There are exceptions but usually you must add any debts within about two months after your case—either Chapter 7 or Chapter 13—is filed in order to do so on time.

Debts Not Included Still Discharged

If a creditor finds out about your bankruptcy filing even if you neglect to list the debt, that debt may still get discharged. The Bankruptcy Code refers to this as a creditor with “notice or actual knowledge of the case.”

But the creditor must receive this notice or knowledge of your case in time. When the deadline is depends on the type of case—Chapter 7 or 13—and depends on specific details of the case—for example, in a Chapter 7 case whether the bankruptcy is collecting any assets for distribution to the creditors.

But in general the creditor need to get notice or have knowledge of your case as stated above, about two months after your case is filed.

It’s of course risky to not formally list a debt but rely on the creditor getting notice or having knowledge informally. So it’s usually better to list every debt at the beginning, or to add any additional one through a “supplemental schedule.”

Including Questionable Creditors

Because you certainly don’t want to go through a bankruptcy case only to be left owing a debt that you could have discharged, you should of course be thorough about including all your debts. Your bankruptcy attorney will help you to know how to do that, including using credit reports and other tools.

It’s also prudent to also include those to whom you may owe a debt but are not sure, in order to cut off their rights to pursue you later. So include not just your conventional, obvious creditors but also those which you only might owe something to. It might help to think of these as not so much creditors as claimants—those who might have a claim against you.

For example, if you were the driver in a vehicle accident, your creditor schedules should include the other driver, any passengers in all vehicles, any affected pedestrians, and even the owners of any damaged non-vehicular property (such as barriers or signs belonging to the city, county, or state). Plus, where applicable, their attorneys and insurance companies should be included.

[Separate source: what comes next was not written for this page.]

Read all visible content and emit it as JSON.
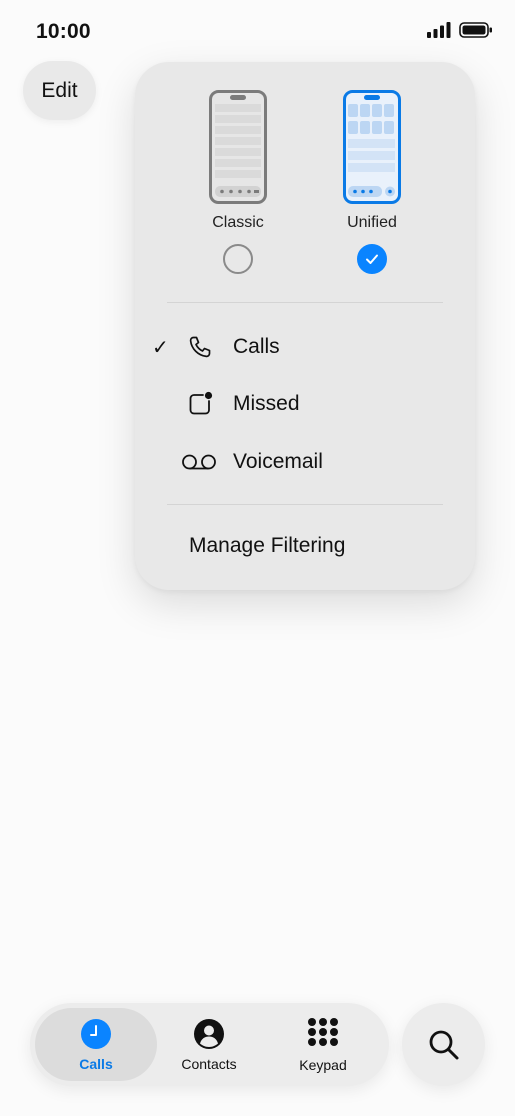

Beyond vehicle accidents, think about any disputes or lawsuits you’ve been involved in, or may be coming around the corner. Consider debts that you have co-signed or could be held legally liable for some reason. Especially consider debts owed by ex-spouses on which he or she is legally obligated by the divorce decree to pay, but that if he or she fails to do so, you may well still be legally liable to the creditor.

Bankruptcy gives you the opportunity to cut off the rights of those who may possibly have a claim against you. Those who do not get notice of your bankruptcy case may be able to legally pursue you later, so it is only sensible to make the effort to include every possible creditor.

Including Multiple Possible Creditors on a Single Debt

This also applies to situations where you know you owe a debt but are not sure which creditor or collector currently owns the debt. List them all.

It’s very important to list—as much as you can—both the original creditor AND its collection agency, AND whatever other collection agencies you’ve heard from. Also include any attorney of these creditors and collectors, if you’ve heard from any.


If all this sounds a bit overwhelming, that’s exactly why you have an attorney—to help you discharge ALL possible debts so that you get a full, fresh financial start. He or she will help you become aware of certain kinds of unexpected creditors and then take the steps to give them timely notice of your case.